By all accounts, Angela Klaus has a successful and fulfilling career as a scientist and educator. After earning a doctoral degree in cell and developmental biology at Rutgers University, she served for nearly a decade as the director of advanced imaging at the American Museum of Natural History in New York City. She then accepted a faculty position in the Department of Biological Sciences at Seton Hall University, a post she’s held for the past 17 years, where she teaches courses and conducts research focused on spermatogenesis, or how organisms develop and maintain a steady supply of sperm throughout their lifetimes. Suffice it to say that Klaus, a practicing Buddhist, didn’t have seminary on her mind in the least. “Everything changed in 2020,” she says. “I experienced what I can only describe as a profound experience of God, completely and unexpectedly.”
Almost immediately, she began researching academic programs. In addition to its anti-racist mission, New Brunswick Theological Seminary appealed to her because it offered one of the few programs that was entirely online and fit within her full-time work schedule at Seton Hall. She decided on a Master of Arts in Theological Studies (MATS), and has since discovered a passion for the New Testament—a topic she hopes to continue studying in a doctoral program after graduation. “The best part of my New Brunswick Theological Seminary experience has been the coursework itself,” she says. “Studying the Bible and theology has helped connect me to God.”
Klaus is the first to admit that her path has been unconventional, and her friends and family (“all strongly agnostic or atheist,” she quips) marvel at the ways in which she’s dedicated herself so fully to two distinct academic and personal passions. “My research in the lab doesn’t overlap at all with what I’m studying at seminary,” Klaus says. “I’m developing in a new way I never would have anticipated and, to be honest, I’m still trying to figure out how to marry the two.”

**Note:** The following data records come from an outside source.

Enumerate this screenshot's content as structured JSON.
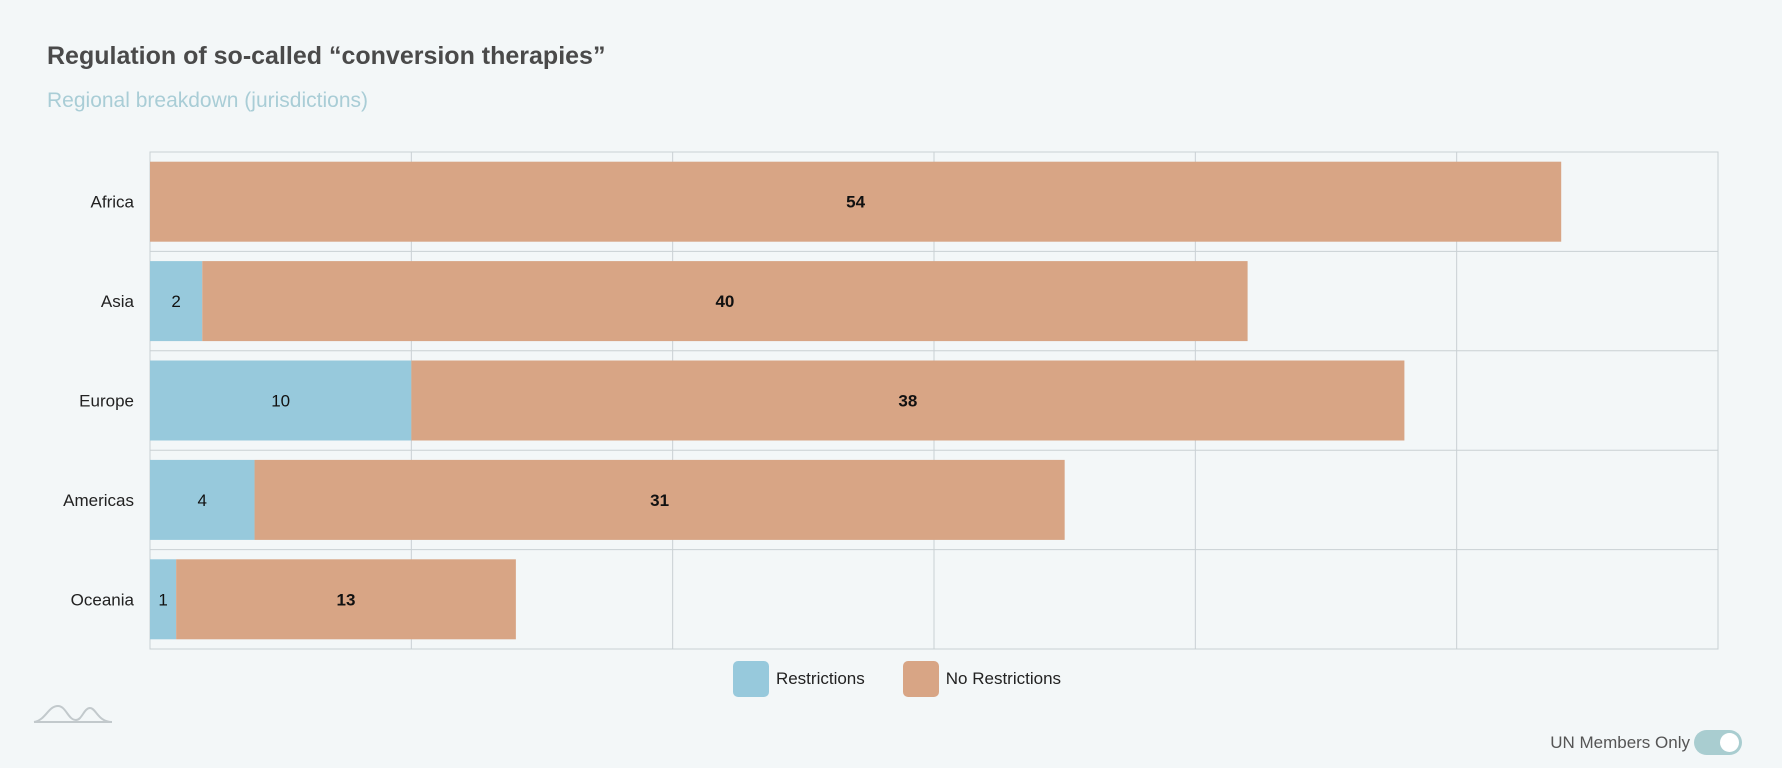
{
  "header": {
    "title": "Regulation of so-called “conversion therapies”",
    "subtitle": "Regional breakdown (jurisdictions)"
  },
  "chart_data": {
    "type": "bar",
    "orientation": "horizontal",
    "stacked": true,
    "categories": [
      "Africa",
      "Asia",
      "Europe",
      "Americas",
      "Oceania"
    ],
    "series": [
      {
        "name": "Restrictions",
        "color": "#97c9dc",
        "values": [
          0,
          2,
          10,
          4,
          1
        ]
      },
      {
        "name": "No Restrictions",
        "color": "#d8a585",
        "values": [
          54,
          40,
          38,
          31,
          13
        ]
      }
    ],
    "xlim": [
      0,
      60
    ],
    "grid": true,
    "legend_position": "bottom-center"
  },
  "legend": {
    "items": [
      {
        "label": "Restrictions",
        "color": "#97c9dc"
      },
      {
        "label": "No Restrictions",
        "color": "#d8a585"
      }
    ]
  },
  "controls": {
    "toggle_label": "UN Members Only",
    "toggle_on": true
  },
  "logo": {
    "icon": "wave-logo-icon"
  }
}
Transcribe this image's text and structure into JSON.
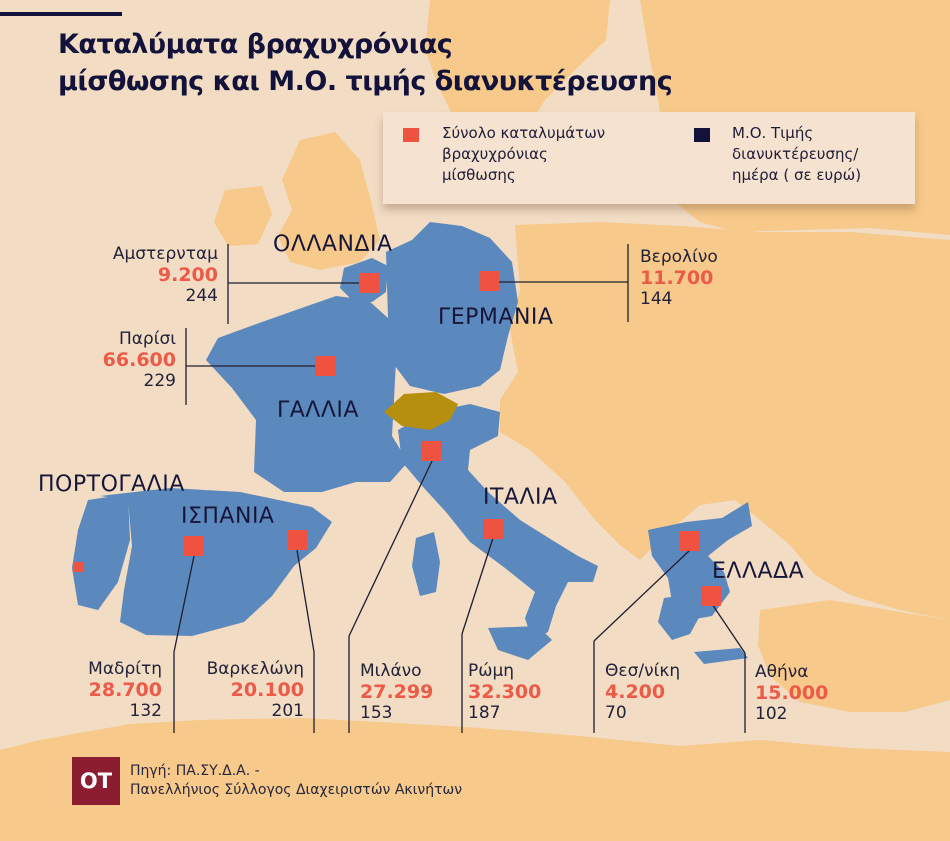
{
  "title": {
    "line1": "Καταλύματα βραχυχρόνιας",
    "line2": "μίσθωσης και Μ.Ο. τιμής διανυκτέρευσης"
  },
  "legend": {
    "total": {
      "line1": "Σύνολο καταλυμάτων",
      "line2": "βραχυχρόνιας",
      "line3": "μίσθωσης",
      "color": "#ef5240"
    },
    "price": {
      "line1": "Μ.Ο. Τιμής",
      "line2": "διανυκτέρευσης/",
      "line3": "ημέρα ( σε ευρώ)",
      "color": "#12123a"
    }
  },
  "countries": {
    "netherlands": "ΟΛΛΑΝΔΙΑ",
    "germany": "ΓΕΡΜΑΝΙΑ",
    "france": "ΓΑΛΛΙΑ",
    "portugal": "ΠΟΡΤΟΓΑΛΙΑ",
    "spain": "ΙΣΠΑΝΙΑ",
    "italy": "ΙΤΑΛΙΑ",
    "greece": "ΕΛΛΑΔΑ"
  },
  "cities": {
    "amsterdam": {
      "name": "Αμστερνταμ",
      "total": "9.200",
      "price": "244"
    },
    "berlin": {
      "name": "Βερολίνο",
      "total": "11.700",
      "price": "144"
    },
    "paris": {
      "name": "Παρίσι",
      "total": "66.600",
      "price": "229"
    },
    "madrid": {
      "name": "Μαδρίτη",
      "total": "28.700",
      "price": "132"
    },
    "barcelona": {
      "name": "Βαρκελώνη",
      "total": "20.100",
      "price": "201"
    },
    "milan": {
      "name": "Μιλάνο",
      "total": "27.299",
      "price": "153"
    },
    "rome": {
      "name": "Ρώμη",
      "total": "32.300",
      "price": "187"
    },
    "thessaloniki": {
      "name": "Θεσ/νίκη",
      "total": "4.200",
      "price": "70"
    },
    "athens": {
      "name": "Αθήνα",
      "total": "15.000",
      "price": "102"
    }
  },
  "logo": "ΟΤ",
  "source": {
    "line1": "Πηγή: ΠΑ.ΣΥ.Δ.Α. -",
    "line2": "Πανελλήνιος Σύλλογος Διαχειριστών Ακινήτων"
  },
  "colors": {
    "sea": "#f2dcc4",
    "other_land": "#f7c98a",
    "featured_country": "#5b88bd",
    "switzerland": "#b68f0e",
    "marker": "#ef5240",
    "value_text": "#ec5a48",
    "title_text": "#12123a"
  }
}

In the meantime, she finds herself drawing on and calling back to her Buddhist practices and beliefs as she develops her Christian identity. “For example, when I think of the Kingdom of God, I equate that to the Buddhist concept of enlightenment; I can’t help but understand Christian concepts in a Buddhist light,” she says. “For me, becoming Christian as a Buddhist is part of one continuous spiritual path.”